Loggers and others recognized the fire threat posed by those red and skeleton-like trees and lobbied the U.S. Forest Service to take action.

Bound by environmental groups such as the Sierra Club — which opposes commercial logging on public lands — the Forest Service took little action to stymie the threat beyond approving some projects allowing loggers to cut down beetle-killed trees for a boutique “blue-stain” lumber market.

Seems the beetle’s predations leave behind a blue-tinged lumber prized in some quarters.

But the vast bulk of the beleaguered forest remained untouched by loggers’ chainsaws.

It’s true that lodgepole forests are regenerated by fire, but any effort to prompt new growth by the use of controlled burns and other management techniques have stalled.

It seems that this year’s spate of fires is just the thing the forests needed to begin regeneration.

The problem is, however, humans, their towns, roads and utilities are now in the way of the fires, which spewed out smoke that covered the state and left Coloradans again coughing and seeking filters from the soot.

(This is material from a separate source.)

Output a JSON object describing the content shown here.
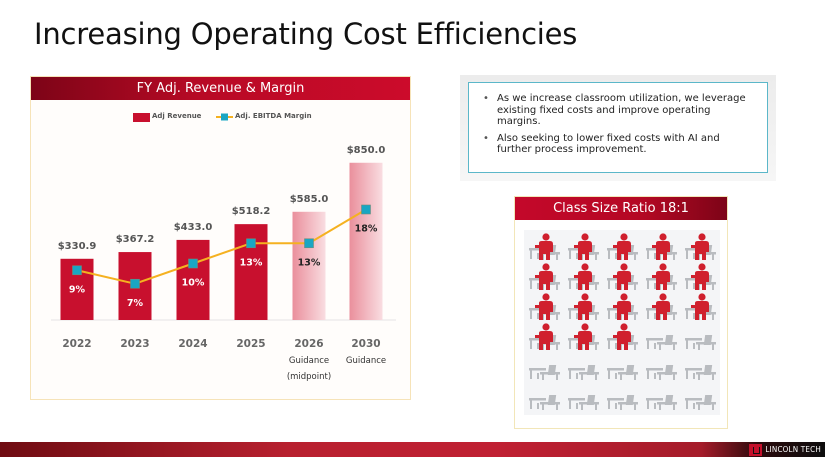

Gov. Polis has seized on climate change change as the cause of the fires, but it’s a distraction.

Polis, whose bid for governor attracted $600,000 from the Sierra Club, isn’t about to call for more forest management, even in the face of greater climate threats.

That money speaks far more loudly than the paltry number of votes in quaint little touristy towns in the Second Congressional District that Polis once represented.

When Coloradans look for who is responsible for the fire-ravaged slopes of the Colorado Rockies and the grimy air that the fires left behind, they’d do well to follow the sooty footprints leading to offices of the Sierra Club and to that of the governor of Colorado, who up until now have blown smoke without having to breathe it back in.

Gary Harmon is a reporter and columnist who has covered environmental issues in Colorado for 30 years.